Friday, Jun. 02, 1961

New Air Chief

Nominated last week as the next Air Force Chief of Staff, after years of public and Pentagon wondering if he would ever make the grade: General Curtis Emerson LeMay, 54, a bulky (5 ft. 10 1/2 in., 185 lbs.), cigar-smoking Ohio State graduate* whose brusque personality and bluntly voiced military philosophy have often stirred more public notice than have his real and remarkable abilities.

Curt LeMay is not much of a hand for chitchat. When his aides, in reporting, begin to stray from the subject at hand, Curt is certainly curt: "Stop, you're talking nonsense." Recently subjected to an interview by a Washington pundit who seemed more anxious to make speeches than to ask questions, LeMay interrupted: "If you know all the damned answers, then what are you doing here?" LeMay is as hard-boiled a disciplinarian as exists in the high command of the U.S. armed forces. But he is renowned for backing his men when they make understandable mistakes--so long as the same mistake is never made twice. Off duty, he carries long-range, single-side-band ham radio gear on trips, collects guns, drives a Mercedes 3005L and hunts big game.

Grabbing the Controls. LeMay's military record is distinguished. (Among his many medals: the D.S.C., Silver Star, D.F.C.) He was, and is, a big-bomber man. At 37 he was one of the youngest two-star generals in World War II. He executed new and now classic bombing tactics with the B-17 group he directed from England against German targets. A bit later, he moved into the Far Eastern theater, risked his career by ordering his B-29 pilots to strike from the Marianas against Japanese cities at previously unheard-of low altitudes for the huge planes. In the first such raid, on March 10, 1945, 300 planes burned out 256,010 Tokyo buildings. LeMay then helped plan the world's first atomic destruction at Hiroshima and Nagasaki.

After the shooting war, LeMay entered the cold war, supervising the Berlin airlift and frequently piloting cargo planes himself. (He still grabs the controls of a jet whenever he can.) In 1948 he returned to the U.S. to take command of the Strategic Air Command--the force of nuclear-armed intercontinental bombers that was, and in operational terms remains, the nation's most effective deterrent against all-out atomic war.

Breaking the Dishes? Four years ago--after a nearly ten-year command--LeMay left SAC, moved into the Pentagon as Air Force Vice Chief of Staff. There was a lot of conjecture about the move. LeMay, it was agreed, was a superb field commander. But within the confines of the Pentagon, he would surely break up a lot of policy dishes.
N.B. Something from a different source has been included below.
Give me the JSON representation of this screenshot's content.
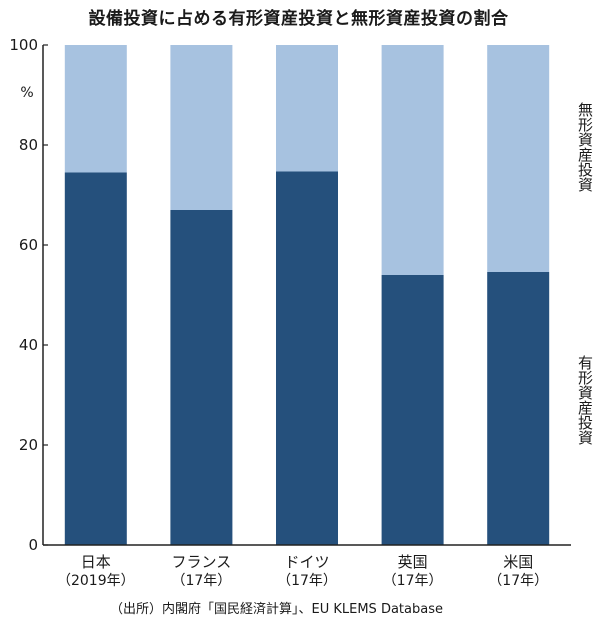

It did not work out that way. LeMay mostly kept his mouth shut in public. In private, he argued tirelessly against the U.S.'s cutting down too sharply on SAC in favor of missiles. In fact he sometimes sounded like the Air Force equivalent of a battleship admiral. He once told friends: "I have ten items on my priority list, and missiles are the tenth--and that's only because I can't think of anything else to put on my list." What he really meant, and proved by his actions and recommendations, was that missiles were dandy--but, as a weapon so far untested in war, they should not be accepted at the expense of manned bombers. His favorite theory of "counterforce"--the ability to have enough power left to win a war after an enemy's atomic aggression--calls for "a carefully prepared, maintained, modernized and controlled blend of strategic weapons.'' That includes both SAC's manned bombers and missiles as they become operational. Presumably, it was on that basis that President Kennedy selected Curt LeMay to succeed Air Force Staff Chief Thomas White come June 30.

*He will be the first Air Force Chief of Staff who did not graduate from West Point.